Welcome to this month’s AM Focus: Medical. For the entire month of February, we are going to zoom in on the many possibilities that additive manufacturing is offering today to medical companies. In this article, we’re looking at Medical 3D Design, a 3D modeling company using 3D printing to create prototypes and functional parts for the medical and dental industries. Upcoming articles in the AM Focus will span innovative startups to giant multinational corporations, all of which are using AM in exciting ways. At the end of the month all the best content will be featured in 3dpbm’s Medical AM Focus 2020 eBook.
For some companies working with AM, specificity is key. That means focusing on a niche area of the market in order to face minimal competition. For others, including Croatia’s Medical 3D Design, a more holistic approach can pay dividends. Based just outside of Zagreb, Medical 3D Design is a 3D modeling company with many strings to its bow, offering both 3D modeling services and PolyJet 3D printing services, and targeting both the medical and dental industries. Sometimes less isn’t more.
According to Josip Rauker, Director of Medical 3D Design, additive manufacturing has allowed the company to do certain things — creating dental surgical guides, for example — that would have been impossible with traditional manufacturing methods. “The main advantage [of AM] is the easy production of nonstandard parts,” he says. “Production of parts that have complex geometries is much easier compared with other production methods.”

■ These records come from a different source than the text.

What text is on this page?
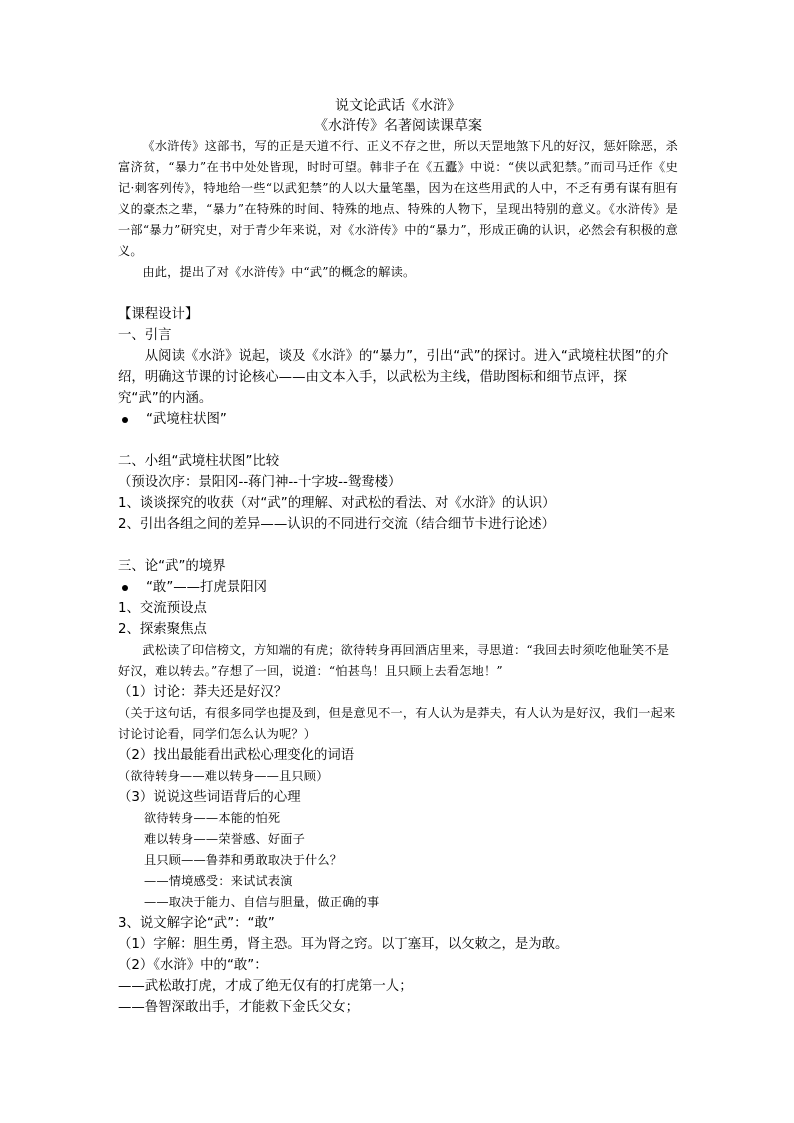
说文论武话《水浒》
《水浒传》名著阅读课草案

《水浒传》这部书，写的正是天道不行、正义不存之世，所以天罡地煞下凡的好汉，惩奸除恶，杀富济贫，“暴力”在书中处处皆现，时时可望。韩非子在《五蠹》中说：“侠以武犯禁。”而司马迁作《史记·刺客列传》，特地给一些“以武犯禁”的人以大量笔墨，因为在这些用武的人中，不乏有勇有谋有胆有义的豪杰之辈，“暴力”在特殊的时间、特殊的地点、特殊的人物下，呈现出特别的意义。《水浒传》是一部“暴力”研究史，对于青少年来说，对《水浒传》中的“暴力”，形成正确的认识，必然会有积极的意义。

由此，提出了对《水浒传》中“武”的概念的解读。

【课程设计】

一、引言

从阅读《水浒》说起，谈及《水浒》的“暴力”，引出“武”的探讨。进入“武境柱状图”的介绍，明确这节课的讨论核心——由文本入手，以武松为主线，借助图标和细节点评，探究“武”的内涵。

“武境柱状图”

二、小组“武境柱状图”比较

（预设次序：景阳冈--蒋门神--十字坡--鸳鸯楼）

1、谈谈探究的收获（对“武”的理解、对武松的看法、对《水浒》的认识）

2、引出各组之间的差异——认识的不同进行交流（结合细节卡进行论述）

三、论“武”的境界

“敢”——打虎景阳冈

1、交流预设点

2、探索聚焦点

武松读了印信榜文，方知端的有虎；欲待转身再回酒店里来，寻思道：“我回去时须吃他耻笑不是好汉，难以转去。”存想了一回，说道：“怕甚鸟！且只顾上去看怎地！”

（1）讨论：莽夫还是好汉？

（关于这句话，有很多同学也提及到，但是意见不一，有人认为是莽夫，有人认为是好汉，我们一起来讨论讨论看，同学们怎么认为呢？）

（2）找出最能看出武松心理变化的词语

（欲待转身——难以转身——且只顾）

（3）说说这些词语背后的心理

欲待转身——本能的怕死

难以转身——荣誉感、好面子

且只顾——鲁莽和勇敢取决于什么？

——情境感受：来试试表演

——取决于能力、自信与胆量，做正确的事

3、说文解字论“武”：“敢”

（1）字解：胆生勇，肾主恐。耳为肾之窍。以丁塞耳，以攵敕之，是为敢。

（2）《水浒》中的“敢”：

——武松敢打虎，才成了绝无仅有的打虎第一人；

——鲁智深敢出手，才能救下金氏父女；
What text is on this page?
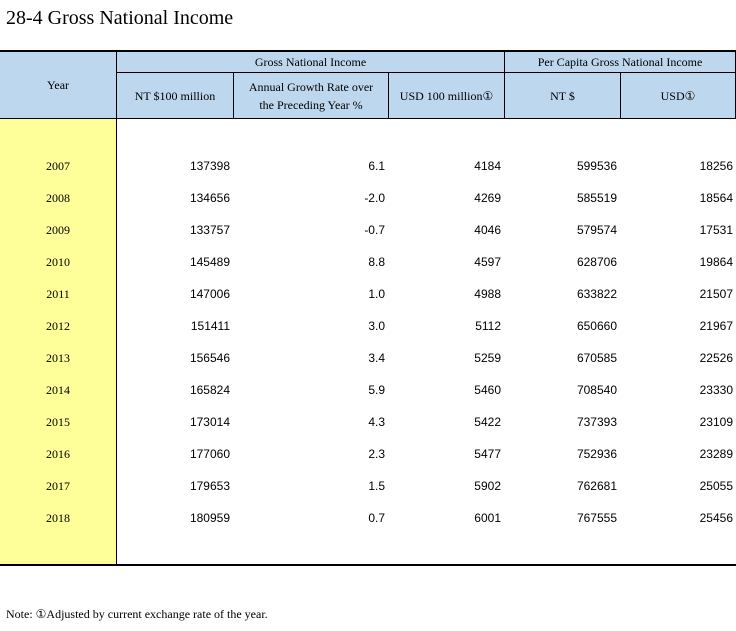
28-4 Gross National Income
Year
Gross National Income	Per Capita Gross National Income
NT $100 million
Annual Growth Rate over
the Preceding Year %
USD 100 million①	NT $	USD①
2007	137398	6.1	4184	599536	18256
2008	134656	-2.0	4269	585519	18564
2009	133757	-0.7	4046	579574	17531
2010	145489	8.8	4597	628706	19864
2011	147006	1.0	4988	633822	21507
2012	151411	3.0	5112	650660	21967
2013	156546	3.4	5259	670585	22526
2014	165824	5.9	5460	708540	23330
2015	173014	4.3	5422	737393	23109
2016	177060	2.3	5477	752936	23289
2017	179653	1.5	5902	762681	25055
2018	180959	0.7	6001	767555	25456
Note: ①Adjusted by current exchange rate of the year.
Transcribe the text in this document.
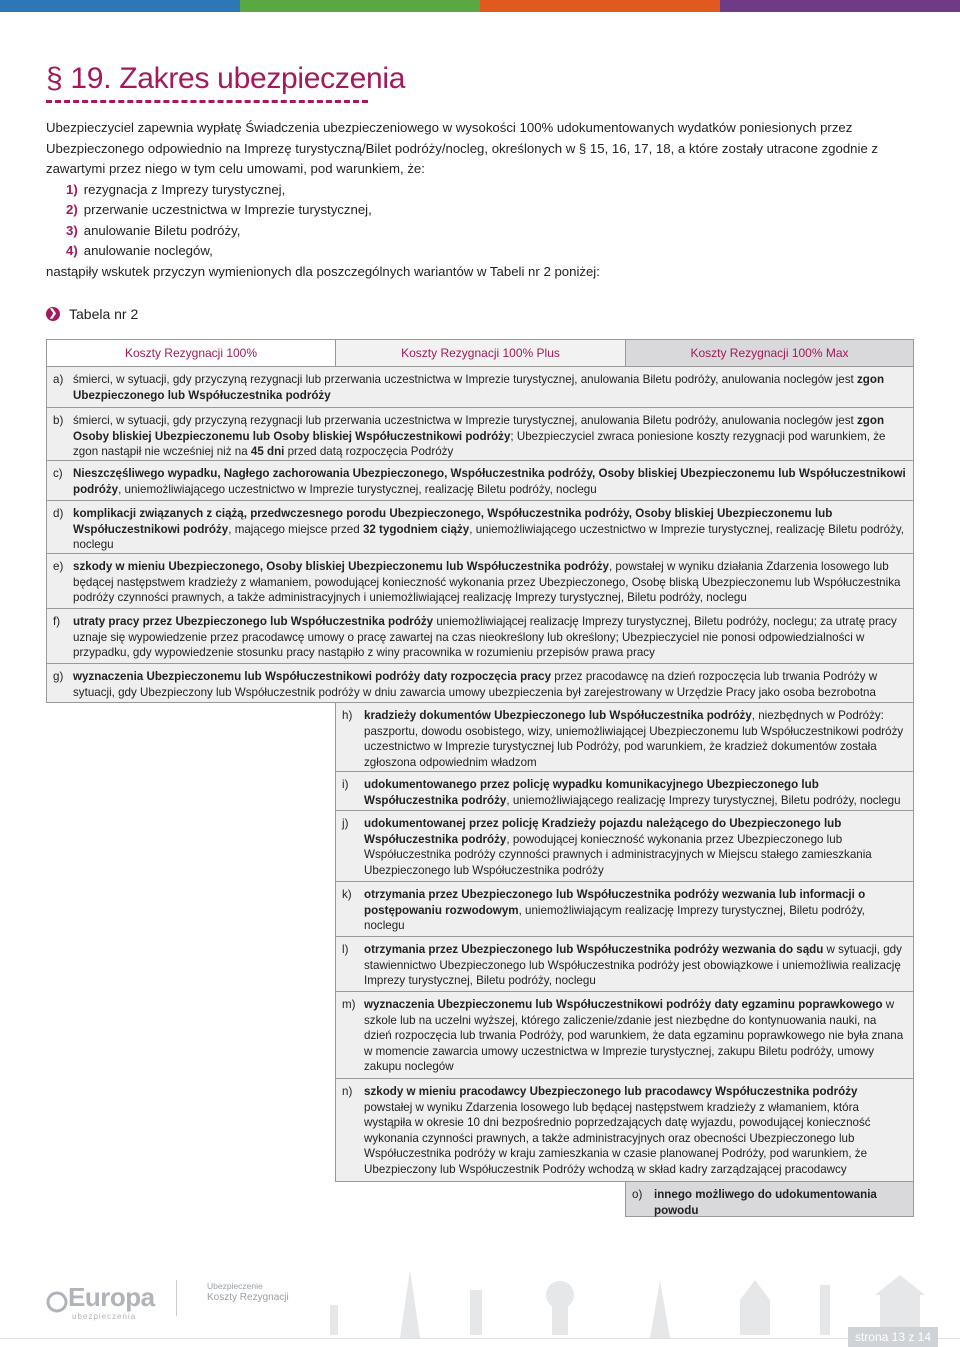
§ 19. Zakres ubezpieczenia

Ubezpieczyciel zapewnia wypłatę Świadczenia ubezpieczeniowego w wysokości 100% udokumentowanych wydatków poniesionych przez Ubezpieczonego odpowiednio na Imprezę turystyczną/Bilet podróży/nocleg, określonych w § 15, 16, 17, 18, a które zostały utracone zgodnie z zawartymi przez niego w tym celu umowami, pod warunkiem, że:

1) rezygnacja z Imprezy turystycznej,
2) przerwanie uczestnictwa w Imprezie turystycznej,
3) anulowanie Biletu podróży,
4) anulowanie noclegów,

nastąpiły wskutek przyczyn wymienionych dla poszczególnych wariantów w Tabeli nr 2 poniżej:

❯ Tabela nr 2
Koszty Rezygnacji 100%	Koszty Rezygnacji 100% Plus	Koszty Rezygnacji 100% Max
a) śmierci, w sytuacji, gdy przyczyną rezygnacji lub przerwania uczestnictwa w Imprezie turystycznej, anulowania Biletu podróży, anulowania noclegów jest zgon Ubezpieczonego lub Współuczestnika podróży
b) śmierci, w sytuacji, gdy przyczyną rezygnacji lub przerwania uczestnictwa w Imprezie turystycznej, anulowania Biletu podróży, anulowania noclegów jest zgon Osoby bliskiej Ubezpieczonemu lub Osoby bliskiej Współuczestnikowi podróży; Ubezpieczyciel zwraca poniesione koszty rezygnacji pod warunkiem, że zgon nastąpił nie wcześniej niż na 45 dni przed datą rozpoczęcia Podróży
c) Nieszczęśliwego wypadku, Nagłego zachorowania Ubezpieczonego, Współuczestnika podróży, Osoby bliskiej Ubezpieczonemu lub Współuczestnikowi podróży, uniemożliwiającego uczestnictwo w Imprezie turystycznej, realizację Biletu podróży, noclegu
d) komplikacji związanych z ciążą, przedwczesnego porodu Ubezpieczonego, Współuczestnika podróży, Osoby bliskiej Ubezpieczonemu lub Współuczestnikowi podróży, mającego miejsce przed 32 tygodniem ciąży, uniemożliwiającego uczestnictwo w Imprezie turystycznej, realizację Biletu podróży, noclegu
e) szkody w mieniu Ubezpieczonego, Osoby bliskiej Ubezpieczonemu lub Współuczestnika podróży, powstałej w wyniku działania Zdarzenia losowego lub będącej następstwem kradzieży z włamaniem, powodującej konieczność wykonania przez Ubezpieczonego, Osobę bliską Ubezpieczonemu lub Współuczestnika podróży czynności prawnych, a także administracyjnych i uniemożliwiającej realizację Imprezy turystycznej, Biletu podróży, noclegu
f) utraty pracy przez Ubezpieczonego lub Współuczestnika podróży uniemożliwiającej realizację Imprezy turystycznej, Biletu podróży, noclegu; za utratę pracy uznaje się wypowiedzenie przez pracodawcę umowy o pracę zawartej na czas nieokreślony lub określony; Ubezpieczyciel nie ponosi odpowiedzialności w przypadku, gdy wypowiedzenie stosunku pracy nastąpiło z winy pracownika w rozumieniu przepisów prawa pracy
g) wyznaczenia Ubezpieczonemu lub Współuczestnikowi podróży daty rozpoczęcia pracy przez pracodawcę na dzień rozpoczęcia lub trwania Podróży w sytuacji, gdy Ubezpieczony lub Współuczestnik podróży w dniu zawarcia umowy ubezpieczenia był zarejestrowany w Urzędzie Pracy jako osoba bezrobotna
h) kradzieży dokumentów Ubezpieczonego lub Współuczestnika podróży, niezbędnych w Podróży: paszportu, dowodu osobistego, wizy, uniemożliwiającej Ubezpieczonemu lub Współuczestnikowi podróży uczestnictwo w Imprezie turystycznej lub Podróży, pod warunkiem, że kradzież dokumentów została zgłoszona odpowiednim władzom
i) udokumentowanego przez policję wypadku komunikacyjnego Ubezpieczonego lub Współuczestnika podróży, uniemożliwiającego realizację Imprezy turystycznej, Biletu podróży, noclegu
j) udokumentowanej przez policję Kradzieży pojazdu należącego do Ubezpieczonego lub Współuczestnika podróży, powodującej konieczność wykonania przez Ubezpieczonego lub Współuczestnika podróży czynności prawnych i administracyjnych w Miejscu stałego zamieszkania Ubezpieczonego lub Współuczestnika podróży
k) otrzymania przez Ubezpieczonego lub Współuczestnika podróży wezwania lub informacji o postępowaniu rozwodowym, uniemożliwiającym realizację Imprezy turystycznej, Biletu podróży, noclegu
l) otrzymania przez Ubezpieczonego lub Współuczestnika podróży wezwania do sądu w sytuacji, gdy stawiennictwo Ubezpieczonego lub Współuczestnika podróży jest obowiązkowe i uniemożliwia realizację Imprezy turystycznej, Biletu podróży, noclegu
m) wyznaczenia Ubezpieczonemu lub Współuczestnikowi podróży daty egzaminu poprawkowego w szkole lub na uczelni wyższej, którego zaliczenie/zdanie jest niezbędne do kontynuowania nauki, na dzień rozpoczęcia lub trwania Podróży, pod warunkiem, że data egzaminu poprawkowego nie była znana w momencie zawarcia umowy uczestnictwa w Imprezie turystycznej, zakupu Biletu podróży, umowy zakupu noclegów
n) szkody w mieniu pracodawcy Ubezpieczonego lub pracodawcy Współuczestnika podróży powstałej w wyniku Zdarzenia losowego lub będącej następstwem kradzieży z włamaniem, która wystąpiła w okresie 10 dni bezpośrednio poprzedzających datę wyjazdu, powodującej konieczność wykonania czynności prawnych, a także administracyjnych oraz obecności Ubezpieczonego lub Współuczestnika podróży w kraju zamieszkania w czasie planowanej Podróży, pod warunkiem, że Ubezpieczony lub Współuczestnik Podróży wchodzą w skład kadry zarządzającej pracodawcy
o) innego możliwego do udokumentowania powodu
Europa
ubezpieczenia
Ubezpieczenie
Koszty Rezygnacji
strona 13 z 14
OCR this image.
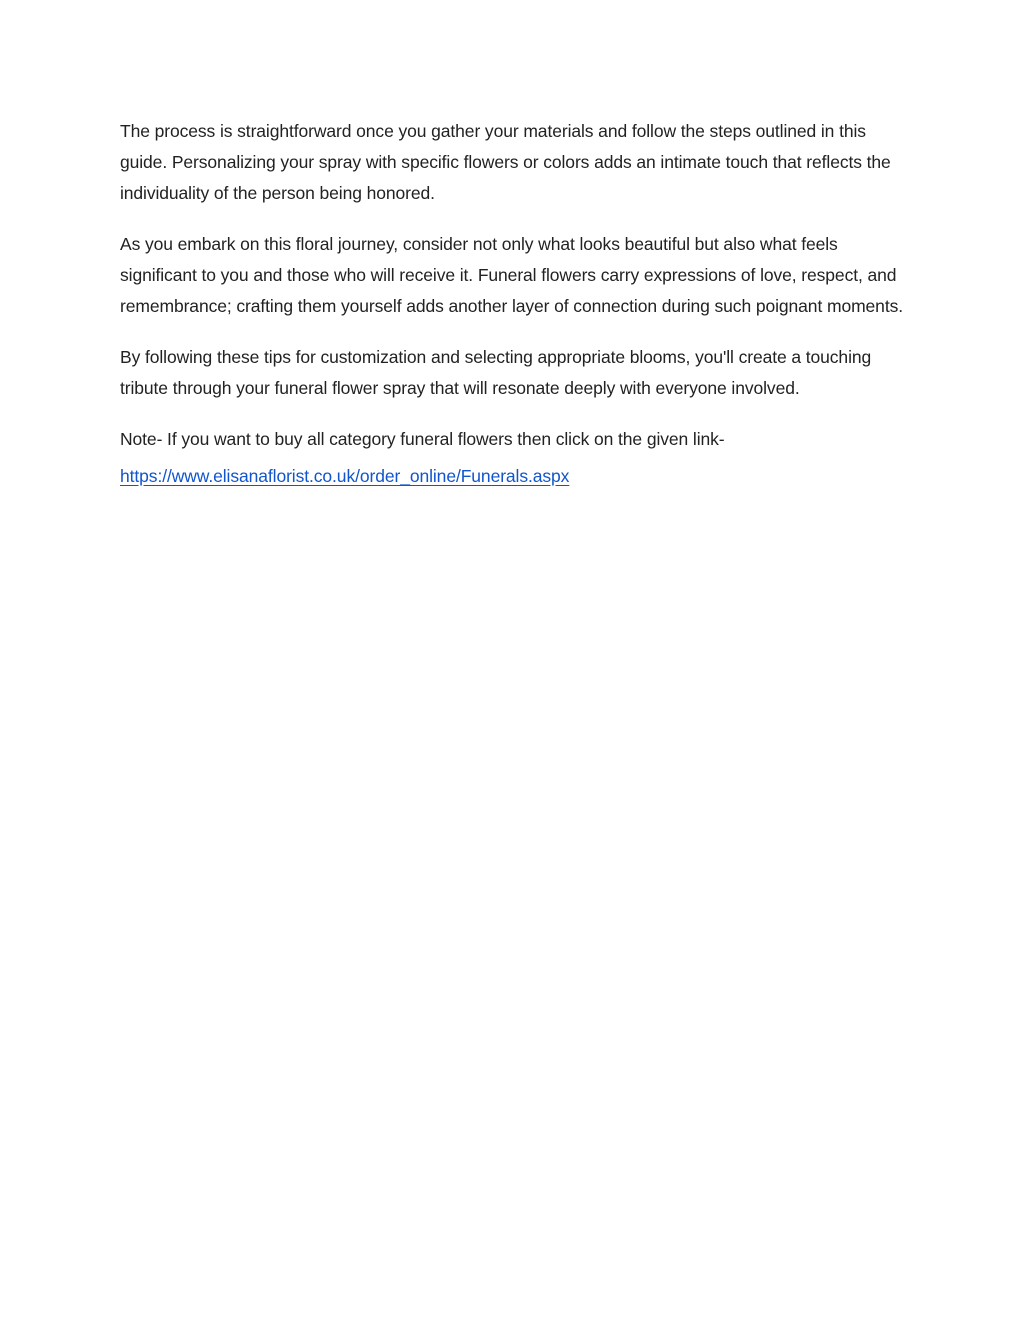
The process is straightforward once you gather your materials and follow the steps outlined in this guide. Personalizing your spray with specific flowers or colors adds an intimate touch that reflects the individuality of the person being honored.

As you embark on this floral journey, consider not only what looks beautiful but also what feels significant to you and those who will receive it. Funeral flowers carry expressions of love, respect, and remembrance; crafting them yourself adds another layer of connection during such poignant moments.

By following these tips for customization and selecting appropriate blooms, you'll create a touching tribute through your funeral flower spray that will resonate deeply with everyone involved.

Note- If you want to buy all category funeral flowers then click on the given link-

https://www.elisanaflorist.co.uk/order_online/Funerals.aspx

At its company headquarters near the Croatian capital of Zagreb, Medical 3D Design operates a Stratasys Objet30 OrthoDesk 3D printer, a PolyJet machine capable of printing in specially formulated polymers for the dental and medical sphere, to create prototypes and functional parts. Materials used by the company include a clear biocompatible polymer (MED610) in addition to two other specialist formulations: VeroGlaze (MED620) and VeroDentPlus (MED690).
Despite the company’s current focus on PolyJet technology, Rauker thinks the medical world can benefit hugely from an increased adoption of laser sintering systems. “There is a big selection of [SLS] materials that can be printed, and some of them are biocompatible,” he explains. “Some producers of FDM printers have announced certified biocompatible materials as well, which would certainly cut production costs, since FDM is cheaper than laser sintering. Unfortunately, FDM printers usually offer lower printing resolutions.”
One obstacle preventing Medical 3D Design from investing in 3D printing technologies like SLS is a lack of 3D printer suppliers in Croatia and the Balkan region. That’s a problem. Although it is possible to import machines, the company has struggled to find suppliers that provide adequate technical support — a sticking point for businesses that need their machines to be running without interruption.
But geographical isolation hasn’t stopped Medical 3D Design from thriving. In fact, it may have helped the company carve out its reputation as an organization ahead of the curve in Southeast Europe. After all, medical professionals are now regularly using its 3D printed products. “A patient with a bone tumor located on the forehead had an operation where the tumor was cut out and the infected bone was replaced with a PMMA cranial implant,” Rauker recalls. “The implant was made using a mold produced at my company, and a surgical guide was also made to ensure the implant would fit.”
Medical 3D Design, now six years old, generates almost all its revenue from additive manufacturing. Other companies in the region are sure to follow suit.